Minggu, 18 Mei 2008

Penggunaan Obat Antiepilepsi dalam Klinik

*Samekto Wibowo, ** Abdul Gofir

* Guru Besar Fakultas Kedokteran UGM & Staf Pengajar Bagian Ilmu Penyakit Saraf Fakultas Kedokteran UGM/RS.Dr.Sardjito Yogyakarta

** Staf Pengajar Bagian Ilmu Penyakit Saraf Fakultas Kedokteran UGM/RS.Dr.Sardjito Yogyakarta

Obat antiepilepsi (OAE) merupakan terapi utama pada manajemen epilepsi. Keputusan untuk memulai terapi didasarkan pada pertimbangan kemungkinan terjadinya serangan epilepsi selanjutnya dan risiko terjadinya efek buruk akibat terapi obat antiepilepsi. Politerapi seharusnya dihindari sebisa mungkin. Namun demikian, kurang lebih 30-50% pasien tidak berrespon terhadap monoterapi.Tujuan pengobatan epilepsi dengan obat antiepilepsi adalah menghindari terjadinya kekambuhan dengan efek buruk yang minimal (yang dapat ditoleransi).

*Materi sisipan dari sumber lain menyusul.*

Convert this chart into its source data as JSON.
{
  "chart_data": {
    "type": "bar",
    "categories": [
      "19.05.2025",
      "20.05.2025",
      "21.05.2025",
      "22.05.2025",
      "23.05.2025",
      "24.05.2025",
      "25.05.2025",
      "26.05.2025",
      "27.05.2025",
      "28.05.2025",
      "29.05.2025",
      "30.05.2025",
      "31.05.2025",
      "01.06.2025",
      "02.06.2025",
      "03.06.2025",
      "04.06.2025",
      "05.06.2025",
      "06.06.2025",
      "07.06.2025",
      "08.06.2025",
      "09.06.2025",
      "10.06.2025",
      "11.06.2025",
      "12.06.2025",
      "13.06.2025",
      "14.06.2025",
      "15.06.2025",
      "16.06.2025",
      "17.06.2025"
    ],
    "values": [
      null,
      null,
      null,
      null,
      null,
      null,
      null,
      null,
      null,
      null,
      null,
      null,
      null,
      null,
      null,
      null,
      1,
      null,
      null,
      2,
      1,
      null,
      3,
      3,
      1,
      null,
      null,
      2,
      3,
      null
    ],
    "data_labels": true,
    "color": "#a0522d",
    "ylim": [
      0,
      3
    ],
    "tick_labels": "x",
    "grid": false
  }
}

Prinsip-prinsip terapi obat antiepilepsi :

1. Menentukan diagnosis yang tepat

Diagnosis yang tepat sangat penting pada epilepsi. Orang yang terdiagnosis epilepsi mempunyai beberapa konsekuensi. Penderita epilepsi akan meminum obat dalam jangka waktu yang lama yang berakibat pada kemungkinan adanya efek yang merugikan akibat obat antiepilepsi. Penderita juga dinilai oleh masyarakat sebagai penderita epilepsi yang menurut penilaian masyarakat penyakit tersebut adalah penyakit kutukan. Sangat disayangkan apabila penderita sinkop yang berulang, diterapi dengan obat antiepilepsi. Oleh karena itu dibutuhkan pengetahuan yang baik bagi seorang dokter untuk mendiagnosis epilepsi. Jangan pernah coba-coba dalam terapi epilepsi.

2. Menentukan kapan dimulainya terapi dengan obat antiepilepsi

Salah satu kesulitan yang dihadapi seorang dokter dalam merawat pasien dengan serangan epilepsi adalah memutuskan kapan memulai pengobatan. Keputusan ini seharusnya dibuat setelah mendiskusikan dan mengevaluasi keadaan pasien, menimbang manfaat dan kerugian pengobatan.

Setelah kejang pertama

Langkah pertama untuk memulai pengobatan adalah menilai risiko terjadinya bangkitan selanjutnya. Jika bangkitan merupakan bangkitan non epileptik, pengobatan harus ditujukan pada faktor penyebab yang mendasari. Jika bangkitan hipoglikemik pada anak maka diterapi dengan glukosa, bangkitan karena putusnya alcohol dapat dikontrol paling baik dengan perubahan perilaku adiktif dan jika bangkitan karena masalah psikogenik dapat diatasi dengan konseling yang tepat. Terapi bangkitan epilepsi ditentukan oleh penilaian dua hal, risiko pengobatan dan manfaat pengobatan. Sebagai contoh, anak penderita epilepsi benigna dengan “spikes” di sentrotemporal mungkin tidak membutuhkan terapi dengan obat karena penelitian-penelitian menunjukkan bahwa setelah mengalami hanya sedikit serangan nokturnal, mereka jarang mengalami kondisi ini. Jika terdapat lesi struktural, biasanya bangkitan akan berulang (termasuk tumor otak, displasia kortikal dan malformasi arteriovenosa).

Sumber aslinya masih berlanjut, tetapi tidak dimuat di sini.